Hello all! I'm a newbie, both here on the forum and to home repair. I've got a project that I'd love to tackle sometime soon. Our house, built in 1935, doesn't have a laundry room in the living area. It's located in the basement which is not accesible from inside the house. To do our laundry we have to gather the clothes from upstairs, walk down to the first floor, out the kitchen door onto the screened in porch, down the stairs to the deck, under the deck into the basement and walk across the basement to the washer and dryer. We live in an area where people can see us if we are outside so it's annoying to even have to get dressed to do laundry.

My plan is to put a laundry closet in the upstairs hallway. Where I'm thinking about putting it, right below there is a closet (on the 1st floor) so running pipes for power/water supply/drain would not be a problem. Right below the closet is where the washer and dryer are located now in the basement. So, everything seems to be in the right place for this project. I've got a friend who does his own remodeling on his house and has done several projects with very good results. I may be able to talk him into assisting me.

I thought I'd get your input on what to watch out for, or any other suggestions you might have.

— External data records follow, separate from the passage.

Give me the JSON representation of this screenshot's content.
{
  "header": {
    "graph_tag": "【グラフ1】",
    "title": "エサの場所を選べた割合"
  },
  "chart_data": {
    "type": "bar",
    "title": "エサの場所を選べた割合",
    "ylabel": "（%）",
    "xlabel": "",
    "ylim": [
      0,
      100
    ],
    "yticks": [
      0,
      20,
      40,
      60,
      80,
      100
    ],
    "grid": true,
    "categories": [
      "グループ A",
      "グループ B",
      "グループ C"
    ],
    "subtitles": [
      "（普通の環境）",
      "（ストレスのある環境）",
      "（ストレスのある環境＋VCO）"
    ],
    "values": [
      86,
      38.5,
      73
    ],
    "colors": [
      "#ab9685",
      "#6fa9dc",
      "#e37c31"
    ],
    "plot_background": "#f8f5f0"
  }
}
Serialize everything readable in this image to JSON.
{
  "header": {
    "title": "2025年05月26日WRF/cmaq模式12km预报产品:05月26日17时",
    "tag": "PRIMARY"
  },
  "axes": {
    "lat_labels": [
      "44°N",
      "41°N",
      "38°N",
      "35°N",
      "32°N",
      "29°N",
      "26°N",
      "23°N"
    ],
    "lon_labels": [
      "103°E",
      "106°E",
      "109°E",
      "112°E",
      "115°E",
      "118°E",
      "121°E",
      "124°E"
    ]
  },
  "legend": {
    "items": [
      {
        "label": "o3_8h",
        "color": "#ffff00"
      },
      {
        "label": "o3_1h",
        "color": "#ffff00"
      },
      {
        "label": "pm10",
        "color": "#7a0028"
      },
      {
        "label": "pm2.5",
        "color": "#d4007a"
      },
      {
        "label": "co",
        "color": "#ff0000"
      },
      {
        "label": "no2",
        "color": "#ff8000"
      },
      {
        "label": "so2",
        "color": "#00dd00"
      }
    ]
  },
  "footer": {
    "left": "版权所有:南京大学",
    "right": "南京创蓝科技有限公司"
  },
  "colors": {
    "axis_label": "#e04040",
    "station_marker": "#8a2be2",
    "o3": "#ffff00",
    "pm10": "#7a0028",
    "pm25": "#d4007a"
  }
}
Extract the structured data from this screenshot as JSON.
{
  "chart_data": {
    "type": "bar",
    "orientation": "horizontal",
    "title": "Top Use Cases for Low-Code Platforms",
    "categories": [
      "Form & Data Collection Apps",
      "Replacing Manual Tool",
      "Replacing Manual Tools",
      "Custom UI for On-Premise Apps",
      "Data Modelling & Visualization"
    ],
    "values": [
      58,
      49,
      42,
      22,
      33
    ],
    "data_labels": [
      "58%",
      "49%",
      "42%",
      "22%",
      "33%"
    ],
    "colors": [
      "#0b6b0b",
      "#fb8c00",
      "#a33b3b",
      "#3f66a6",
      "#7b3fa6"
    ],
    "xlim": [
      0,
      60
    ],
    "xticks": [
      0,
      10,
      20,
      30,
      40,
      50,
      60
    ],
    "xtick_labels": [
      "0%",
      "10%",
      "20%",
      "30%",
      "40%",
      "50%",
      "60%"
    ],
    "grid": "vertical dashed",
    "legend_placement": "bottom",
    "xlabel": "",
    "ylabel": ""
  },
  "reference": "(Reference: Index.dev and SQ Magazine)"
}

Thanks in advance, and sorry for the long first post.


----------



## Ron6519 (Mar 28, 2007)

I've put in a few for people. Make sure you install a pan under the washer unit. It has a built in drain if the washer leaks. I also put in the single lever shut off/drain so the supply hoses are not under constant pressure. With a closet setup you will need to plan the install so you can get to this unit so it can be turned on and off. If you're planning one of the stackable configurations, be aware that the dryer duct needs to be cleaned out on a regular occasion and it needs to be vented to the exterior. Some dryers need an accessory kit if you want to use an exhaust other then the rear one. Some dryers have side (2) options and a bottom option. Some do not. Plan the duct route before you buy the dryer. You need to minimize the ductwork turns to achieve maximum exhaust capability and ease of cleaning.
Ron


----------



## Matt Burks (Jul 19, 2007)

We currently have a washer and dryer that we're planning on putting in this closet. The vent will be out the back. What are something to consider when installing a roof vent. The back of the dryer will be just a few feet away from the inside of the roof so I'm guessing that would be the easiest way to vent it.


----------



## Ron6519 (Mar 28, 2007)

You want the shortest, most direct route to the vent. You want the vent installed so it doesn't leak. You want the vent pipe insulated as it goes through any unheated space. 
I would also install a washer pan under the unit with a drain in case of leaks.
Ron


----------